Sorption of heavy metals on a chitosan-grafted-polypropylene nonwoven geotextile

Abstract

This work describes the development of an environmental friendly functionalized polypropylene nonwoven geotextile (PP) in order to trap heavy metals in sediments and sludges. Chitosan was chosen as the sorbent because of its ability to trap heavy metals, of its natural origin (from shells), and of its low cost. PP was first functionalized with acrylic acid using a cold plasma process, in order to bring some reactive carboxylic functions onto the surface. Chitosan was then covalently grafted on the acrylic acid modified polypropylene. The functionalized surfaces were characterized by FTIR (Fourier Transform InfraRed) and chitosan was thus proven to be grafted.

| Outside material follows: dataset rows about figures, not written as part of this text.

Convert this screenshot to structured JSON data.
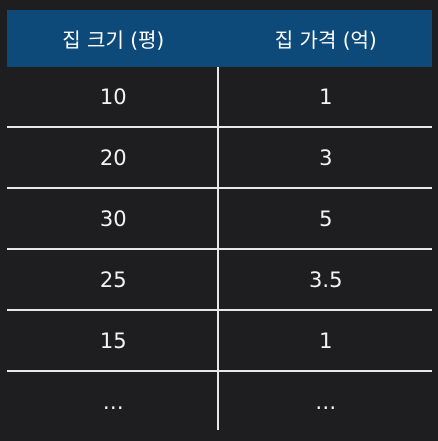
{
  "table": {
    "headers": [
      "집 크기 (평)",
      "집 가격 (억)"
    ],
    "rows": [
      [
        "10",
        "1"
      ],
      [
        "20",
        "3"
      ],
      [
        "30",
        "5"
      ],
      [
        "25",
        "3.5"
      ],
      [
        "15",
        "1"
      ],
      [
        "…",
        "…"
      ]
    ]
  },
  "colors": {
    "header_bg": "#0d4a7a",
    "page_bg": "#1e1e20",
    "grid_line": "#e8e8e8",
    "text": "#f2f2f2"
  }
}
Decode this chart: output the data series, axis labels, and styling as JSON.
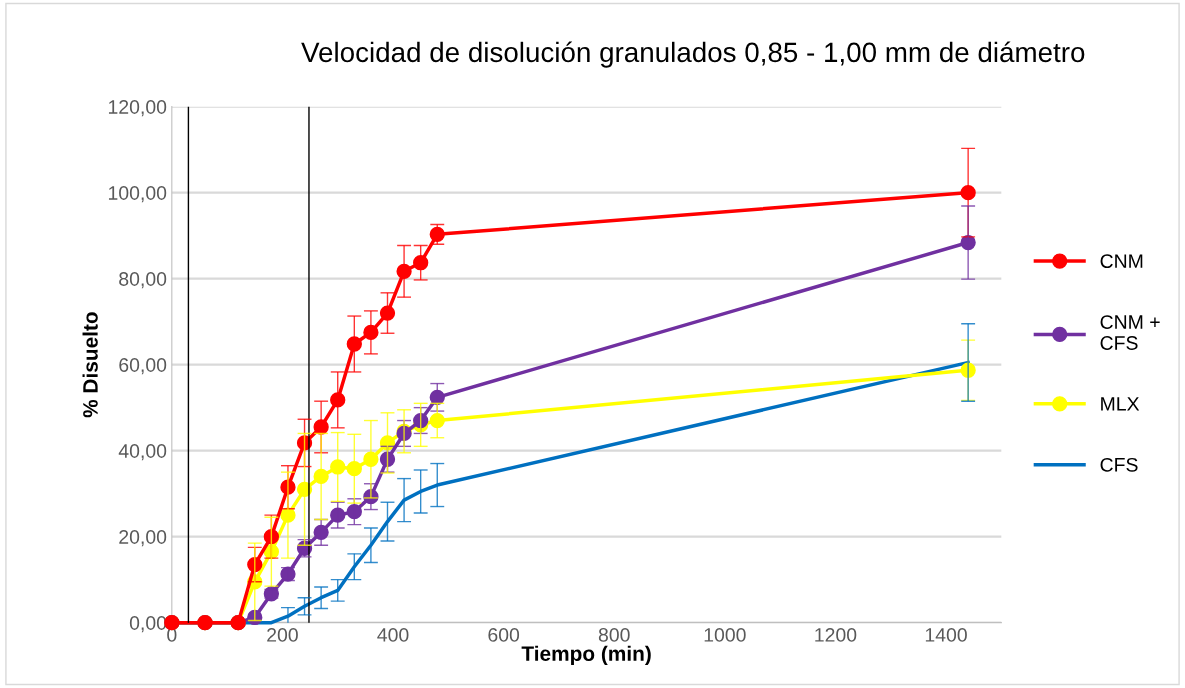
{
  "chart_data": {
    "type": "line",
    "title": "Velocidad de disolución granulados 0,85 - 1,00 mm de diámetro",
    "xlabel": "Tiempo (min)",
    "ylabel": "% Disuelto",
    "x": [
      0,
      60,
      120,
      150,
      180,
      210,
      240,
      270,
      300,
      330,
      360,
      390,
      420,
      450,
      480,
      1440
    ],
    "xlim": [
      0,
      1500
    ],
    "xticks": [
      0,
      200,
      400,
      600,
      800,
      1000,
      1200,
      1400
    ],
    "ylim": [
      0,
      120
    ],
    "yticks": [
      {
        "value": 0,
        "label": "0,00"
      },
      {
        "value": 20,
        "label": "20,00"
      },
      {
        "value": 40,
        "label": "40,00"
      },
      {
        "value": 60,
        "label": "60,00"
      },
      {
        "value": 80,
        "label": "80,00"
      },
      {
        "value": 100,
        "label": "100,00"
      },
      {
        "value": 120,
        "label": "120,00"
      }
    ],
    "grid": "y",
    "legend": "right",
    "line_style": "solid",
    "series": [
      {
        "name": "CNM",
        "color": "#ff0000",
        "marker": "circle",
        "values": [
          0,
          0,
          0,
          13.5,
          20,
          31.5,
          41.8,
          45.5,
          51.8,
          64.8,
          67.5,
          72,
          81.7,
          83.7,
          90.3,
          100
        ],
        "errors": [
          null,
          null,
          null,
          4,
          5,
          5,
          5.5,
          6,
          6.5,
          6.5,
          5,
          4.7,
          6,
          4,
          2.3,
          10.3
        ]
      },
      {
        "name": "CNM + CFS",
        "color": "#7030a0",
        "marker": "circle",
        "values": [
          0,
          0,
          0,
          1.2,
          6.7,
          11.3,
          17.3,
          21,
          25,
          25.8,
          29.3,
          38,
          44,
          47,
          52.4,
          88.4
        ],
        "errors": [
          null,
          null,
          null,
          null,
          1,
          1.5,
          2,
          3,
          3,
          3,
          3,
          3,
          3,
          3,
          3.2,
          8.5
        ]
      },
      {
        "name": "MLX",
        "color": "#ffff00",
        "marker": "circle",
        "values": [
          0,
          0,
          0,
          9.5,
          16.5,
          25,
          31,
          34,
          36.2,
          35.8,
          38,
          41.8,
          44.5,
          46,
          47,
          58.7
        ],
        "errors": [
          null,
          null,
          null,
          9,
          8,
          10,
          13,
          10,
          8,
          8,
          9,
          7,
          5,
          5,
          4,
          7
        ]
      },
      {
        "name": "CFS",
        "color": "#0070c0",
        "marker": "none",
        "values": [
          0,
          0,
          0,
          0,
          0,
          1.5,
          3.8,
          5.8,
          7.5,
          13,
          18,
          23.5,
          28.5,
          30.5,
          32,
          60.5
        ],
        "errors": [
          null,
          null,
          null,
          null,
          null,
          2,
          2,
          2.5,
          2.5,
          3,
          4,
          4.5,
          5,
          5,
          5,
          9
        ]
      }
    ],
    "ref_lines": [
      {
        "axis": "x",
        "value": 30,
        "color": "#000000"
      },
      {
        "axis": "x",
        "value": 248,
        "color": "#000000"
      }
    ]
  }
}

The ability of the functionalized textile to trap heavy metals was then investigated. Copper was chosen as the model heavy metal, and artificial solutions of CuSO4 were prepared for the experiments. Sorption studies among the concentration of copper in polluted solutions at 20°C were carried out with PP-g-AA-chitosan (Polypropylene-grafted-Acrylic acid-chitosan) in order to evaluate the maximum of absorption of this surface: the textile can chelate copper increasingly with the initial copper concentration until 800 ppm where it reaches a plateau at about 30 mg/L. The effects of pH and of the ionic strength (absorption in a NaCl containing solution) were finally investigated. The trapping of Cu 2+ decreases slowly when the ionic strength increases. For a seawater-like NaCl concentration of 30g/L, the textile still chelates about 20 mg/L of Cu 2+ . Finally, the optimum pH to trap the maximum amount of copper was determined to be 4.75, which corresponds to the optimum pH for the solubility of the chitosan.